For nearly eight decades, Social Security has made guaranteed monthly payouts to eligible beneficiaries, many of which are retired workers. Today, it's a program responsible for lifting over a third of its recipients above the federal poverty level. In particular, it keeps over 15 million seniors out of poverty who might otherwise struggle to make ends meet without their monthly stipend.
Then again, Social Security is also a program that's skating on thin ice, at least according to the 2018 report from the Board of Trustees.
Social Security is facing an imminent cash crunch
Since its inception, the Social Security Board of Trustees has provided a comprehensive annual report detailing the short-term (10 year) and long-tem (75 year) outlook for the program.
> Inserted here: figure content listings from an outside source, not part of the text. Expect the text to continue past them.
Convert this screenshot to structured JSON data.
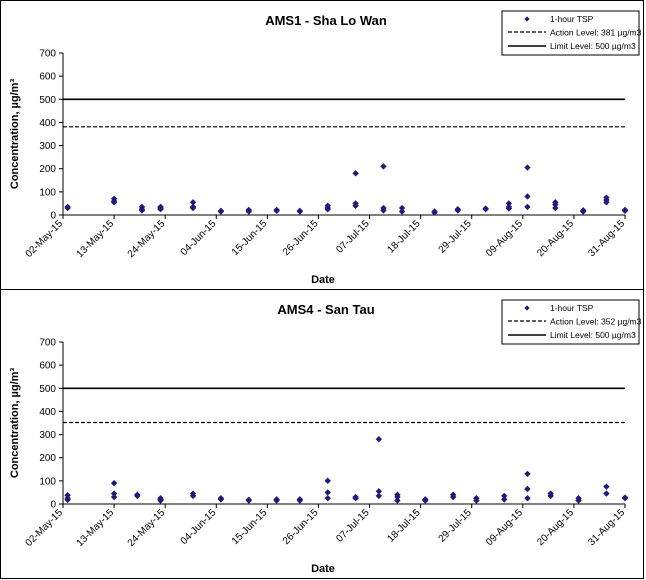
{
  "chart_data": [
    {
      "type": "scatter",
      "title": "AMS1 - Sha Lo Wan",
      "xlabel": "Date",
      "ylabel": "Concentration, µg/m³",
      "ylim": [
        0,
        700
      ],
      "yticks": [
        "0",
        "100",
        "200",
        "300",
        "400",
        "500",
        "600",
        "700"
      ],
      "xrange": [
        "2015-05-02",
        "2015-08-31"
      ],
      "xticks": [
        {
          "date": "2015-05-02",
          "label": "02-May-15"
        },
        {
          "date": "2015-05-13",
          "label": "13-May-15"
        },
        {
          "date": "2015-05-24",
          "label": "24-May-15"
        },
        {
          "date": "2015-06-04",
          "label": "04-Jun-15"
        },
        {
          "date": "2015-06-15",
          "label": "15-Jun-15"
        },
        {
          "date": "2015-06-26",
          "label": "26-Jun-15"
        },
        {
          "date": "2015-07-07",
          "label": "07-Jul-15"
        },
        {
          "date": "2015-07-18",
          "label": "18-Jul-15"
        },
        {
          "date": "2015-07-29",
          "label": "29-Jul-15"
        },
        {
          "date": "2015-08-09",
          "label": "09-Aug-15"
        },
        {
          "date": "2015-08-20",
          "label": "20-Aug-15"
        },
        {
          "date": "2015-08-31",
          "label": "31-Aug-15"
        }
      ],
      "legend": {
        "position": "top-right",
        "entries": [
          "1-hour TSP",
          "Action Level: 381 µg/m3",
          "Limit Level: 500 µg/m3"
        ]
      },
      "action_level": 381,
      "limit_level": 500,
      "colors": {
        "points": "#1f1a7a",
        "lines": "#000000"
      },
      "points": [
        {
          "x": "2015-05-03",
          "y": 35
        },
        {
          "x": "2015-05-03",
          "y": 30
        },
        {
          "x": "2015-05-13",
          "y": 70
        },
        {
          "x": "2015-05-13",
          "y": 60
        },
        {
          "x": "2015-05-13",
          "y": 55
        },
        {
          "x": "2015-05-19",
          "y": 35
        },
        {
          "x": "2015-05-19",
          "y": 25
        },
        {
          "x": "2015-05-19",
          "y": 20
        },
        {
          "x": "2015-05-23",
          "y": 35
        },
        {
          "x": "2015-05-23",
          "y": 30
        },
        {
          "x": "2015-05-23",
          "y": 25
        },
        {
          "x": "2015-05-30",
          "y": 55
        },
        {
          "x": "2015-05-30",
          "y": 35
        },
        {
          "x": "2015-05-30",
          "y": 30
        },
        {
          "x": "2015-06-05",
          "y": 18
        },
        {
          "x": "2015-06-05",
          "y": 15
        },
        {
          "x": "2015-06-11",
          "y": 22
        },
        {
          "x": "2015-06-11",
          "y": 18
        },
        {
          "x": "2015-06-11",
          "y": 15
        },
        {
          "x": "2015-06-17",
          "y": 22
        },
        {
          "x": "2015-06-17",
          "y": 18
        },
        {
          "x": "2015-06-22",
          "y": 18
        },
        {
          "x": "2015-06-22",
          "y": 15
        },
        {
          "x": "2015-06-28",
          "y": 40
        },
        {
          "x": "2015-06-28",
          "y": 30
        },
        {
          "x": "2015-06-28",
          "y": 25
        },
        {
          "x": "2015-07-04",
          "y": 180
        },
        {
          "x": "2015-07-04",
          "y": 50
        },
        {
          "x": "2015-07-04",
          "y": 40
        },
        {
          "x": "2015-07-10",
          "y": 210
        },
        {
          "x": "2015-07-10",
          "y": 30
        },
        {
          "x": "2015-07-10",
          "y": 20
        },
        {
          "x": "2015-07-14",
          "y": 30
        },
        {
          "x": "2015-07-14",
          "y": 15
        },
        {
          "x": "2015-07-21",
          "y": 15
        },
        {
          "x": "2015-07-21",
          "y": 10
        },
        {
          "x": "2015-07-26",
          "y": 25
        },
        {
          "x": "2015-07-26",
          "y": 20
        },
        {
          "x": "2015-08-01",
          "y": 28
        },
        {
          "x": "2015-08-01",
          "y": 25
        },
        {
          "x": "2015-08-06",
          "y": 50
        },
        {
          "x": "2015-08-06",
          "y": 35
        },
        {
          "x": "2015-08-06",
          "y": 28
        },
        {
          "x": "2015-08-10",
          "y": 205
        },
        {
          "x": "2015-08-10",
          "y": 80
        },
        {
          "x": "2015-08-10",
          "y": 35
        },
        {
          "x": "2015-08-16",
          "y": 55
        },
        {
          "x": "2015-08-16",
          "y": 45
        },
        {
          "x": "2015-08-16",
          "y": 30
        },
        {
          "x": "2015-08-22",
          "y": 20
        },
        {
          "x": "2015-08-22",
          "y": 15
        },
        {
          "x": "2015-08-27",
          "y": 75
        },
        {
          "x": "2015-08-27",
          "y": 65
        },
        {
          "x": "2015-08-27",
          "y": 55
        },
        {
          "x": "2015-08-31",
          "y": 22
        },
        {
          "x": "2015-08-31",
          "y": 18
        }
      ]
    },
    {
      "type": "scatter",
      "title": "AMS4 - San Tau",
      "xlabel": "Date",
      "ylabel": "Concentration, µg/m³",
      "ylim": [
        0,
        700
      ],
      "yticks": [
        "0",
        "100",
        "200",
        "300",
        "400",
        "500",
        "600",
        "700"
      ],
      "xrange": [
        "2015-05-02",
        "2015-08-31"
      ],
      "xticks": [
        {
          "date": "2015-05-02",
          "label": "02-May-15"
        },
        {
          "date": "2015-05-13",
          "label": "13-May-15"
        },
        {
          "date": "2015-05-24",
          "label": "24-May-15"
        },
        {
          "date": "2015-06-04",
          "label": "04-Jun-15"
        },
        {
          "date": "2015-06-15",
          "label": "15-Jun-15"
        },
        {
          "date": "2015-06-26",
          "label": "26-Jun-15"
        },
        {
          "date": "2015-07-07",
          "label": "07-Jul-15"
        },
        {
          "date": "2015-07-18",
          "label": "18-Jul-15"
        },
        {
          "date": "2015-07-29",
          "label": "29-Jul-15"
        },
        {
          "date": "2015-08-09",
          "label": "09-Aug-15"
        },
        {
          "date": "2015-08-20",
          "label": "20-Aug-15"
        },
        {
          "date": "2015-08-31",
          "label": "31-Aug-15"
        }
      ],
      "legend": {
        "position": "top-right",
        "entries": [
          "1-hour TSP",
          "Action Level: 352 µg/m3",
          "Limit Level: 500 µg/m3"
        ]
      },
      "action_level": 352,
      "limit_level": 500,
      "colors": {
        "points": "#1f1a7a",
        "lines": "#000000"
      },
      "points": [
        {
          "x": "2015-05-03",
          "y": 38
        },
        {
          "x": "2015-05-03",
          "y": 25
        },
        {
          "x": "2015-05-03",
          "y": 18
        },
        {
          "x": "2015-05-13",
          "y": 90
        },
        {
          "x": "2015-05-13",
          "y": 45
        },
        {
          "x": "2015-05-13",
          "y": 30
        },
        {
          "x": "2015-05-18",
          "y": 40
        },
        {
          "x": "2015-05-18",
          "y": 35
        },
        {
          "x": "2015-05-23",
          "y": 25
        },
        {
          "x": "2015-05-23",
          "y": 20
        },
        {
          "x": "2015-05-23",
          "y": 15
        },
        {
          "x": "2015-05-30",
          "y": 45
        },
        {
          "x": "2015-05-30",
          "y": 35
        },
        {
          "x": "2015-06-05",
          "y": 25
        },
        {
          "x": "2015-06-05",
          "y": 20
        },
        {
          "x": "2015-06-11",
          "y": 18
        },
        {
          "x": "2015-06-11",
          "y": 15
        },
        {
          "x": "2015-06-17",
          "y": 20
        },
        {
          "x": "2015-06-17",
          "y": 15
        },
        {
          "x": "2015-06-22",
          "y": 20
        },
        {
          "x": "2015-06-22",
          "y": 15
        },
        {
          "x": "2015-06-28",
          "y": 100
        },
        {
          "x": "2015-06-28",
          "y": 50
        },
        {
          "x": "2015-06-28",
          "y": 25
        },
        {
          "x": "2015-07-04",
          "y": 30
        },
        {
          "x": "2015-07-04",
          "y": 25
        },
        {
          "x": "2015-07-09",
          "y": 280
        },
        {
          "x": "2015-07-09",
          "y": 55
        },
        {
          "x": "2015-07-09",
          "y": 35
        },
        {
          "x": "2015-07-13",
          "y": 40
        },
        {
          "x": "2015-07-13",
          "y": 30
        },
        {
          "x": "2015-07-13",
          "y": 15
        },
        {
          "x": "2015-07-19",
          "y": 20
        },
        {
          "x": "2015-07-19",
          "y": 15
        },
        {
          "x": "2015-07-25",
          "y": 40
        },
        {
          "x": "2015-07-25",
          "y": 30
        },
        {
          "x": "2015-07-30",
          "y": 25
        },
        {
          "x": "2015-07-30",
          "y": 15
        },
        {
          "x": "2015-08-05",
          "y": 35
        },
        {
          "x": "2015-08-05",
          "y": 20
        },
        {
          "x": "2015-08-10",
          "y": 130
        },
        {
          "x": "2015-08-10",
          "y": 65
        },
        {
          "x": "2015-08-10",
          "y": 25
        },
        {
          "x": "2015-08-15",
          "y": 45
        },
        {
          "x": "2015-08-15",
          "y": 35
        },
        {
          "x": "2015-08-21",
          "y": 25
        },
        {
          "x": "2015-08-21",
          "y": 15
        },
        {
          "x": "2015-08-27",
          "y": 75
        },
        {
          "x": "2015-08-27",
          "y": 45
        },
        {
          "x": "2015-08-31",
          "y": 28
        },
        {
          "x": "2015-08-31",
          "y": 25
        }
      ]
    }
  ]
}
Despite a major bipartisan overhaul in 1983 under the Reagan administration, the trustees' report has been warning of a cash shortfall over the long run since 1985. This cash shortfall implies that the existing payout schedule isn't sustainable without additional revenue, expenditures cuts, or some combination of the two.
Possibly beginning in 2019, or very soon thereafter, the program will hit its inflection point of expending more than it's collecting. Once this net cash outflow begins, it's expected to widen with each passing year, ultimately leading to the depletion of Social Security's nearly $2.9 trillion in asset reserves by 2034. If Congress fails to act, an across-the-board benefit cut of up to 21% may be needed to sustain payouts through 2092. And since more than three out of five of today's retired workers lean on Social Security for at least half of their monthly income, this is a scary outlook.
It's for these reasons that the American public has called on Congress and President Trump to resolve Social Security's projected $13.2 trillion cash shortfall. The big question is: Has Donald Trump enacted policies to strengthen Social Security?
The answer depends on your time frame.
Trump's indirect approach has made Social Security stronger in the very short term
Whereas most working and retired Americans would prefer direct changes to Social Security, President Trump has advocated against directly amending the program.
While speaking at the Conservative Political Action Conference in 2013, Trump suggested that directly amending Social Security is akin to political suicide, without using those exact words. Trump understands that one of the consequences of directly altering Social Security is that some group of people, whether it be the wealthy or future retirees, are going to be worse off than they are now, and that could mean losing votes come the election time.
Instead, Trump has approached strengthening Social Security through indirect action. More specifically, the passage of the president's Tax Cuts and Jobs Act (TCJA) was, to some degree, targeted at improving Social Security's financial health. Since nearly 88% of the revenue collected by the program is derived from the payroll tax, the TCJA's focus on creating jobs, lifting wages, and improving economic growth, is expected to increase the amount of wages subject to the payroll tax each year.
The question is: Did this happen?
In the very short term, and with the full impacts of the TCJA yet to be analyzed, Trump's fiscal policy does appear to have helped strengthen Social Security. In 2018, the trustees had been calling for a net cash outflow of $1.7 billion from asset reserves. Instead, close to $3.2 billion in net cash surplus was added to the reserves last year as GDP growth topped 2% in every quarter.
The president's fiscal policy isn't helping Social Security one iota over the long run
However, tinkering with fiscal policy is no solution to Social Security's $13.2 trillion cash shortfall. Even with a temporary boost to economic growth, we know that GDP growth slowdowns and recessions are a natural part of the economic cycle. This means that the payroll tax and wage boost that lifted Social Security's revenue collection in 2018 isn't sustainable over a long period of time.
The fact of the matter is that the longer President Trump and Congress hold off on passing direct fixes to the program, the costlier and more painful it'll be on working Americans.
The cost to fix Social Security is expressed by the trustees' report as the "actuarial deficit." The actuarial deficit represents the percentage increase needed in the payroll tax on earned income today to completely offset the coming $13.2 trillion cash shortfall between 2034 and 2092, as well as ensure that enough money is leftover come 2092 to fully cover expenditures for 2093 (i.e., a trust fund ratio of 100%).
Today, 12.4% of earned income between $0.01 and $132,900 is subject to the payroll tax, with earned income above this amount exempt. In 2018, the actuarial deficit was estimated at 2.84%. Essentially, the trustees have implied that a 15.24% payroll tax (12.4% plus 2.84%) is needed on earned income to sustain the existing payout schedule, without any further cuts, through 2092. But the longer lawmakers wait, the higher this actuarial deficit goes. And the higher this deficit goes, the more working Americans will have to pay into Social Security to right the ship.
In sum, since no amount of fiscal or monetary policy can keep economic growth from slowing or entering a recession, Trump hasn't done anything to strengthen Social Security over the long run. The TCJA is a temporary fix that worked in 2018, but direct resolutions are going to be needed if the program is going to truly be strengthened for current and/or future generations.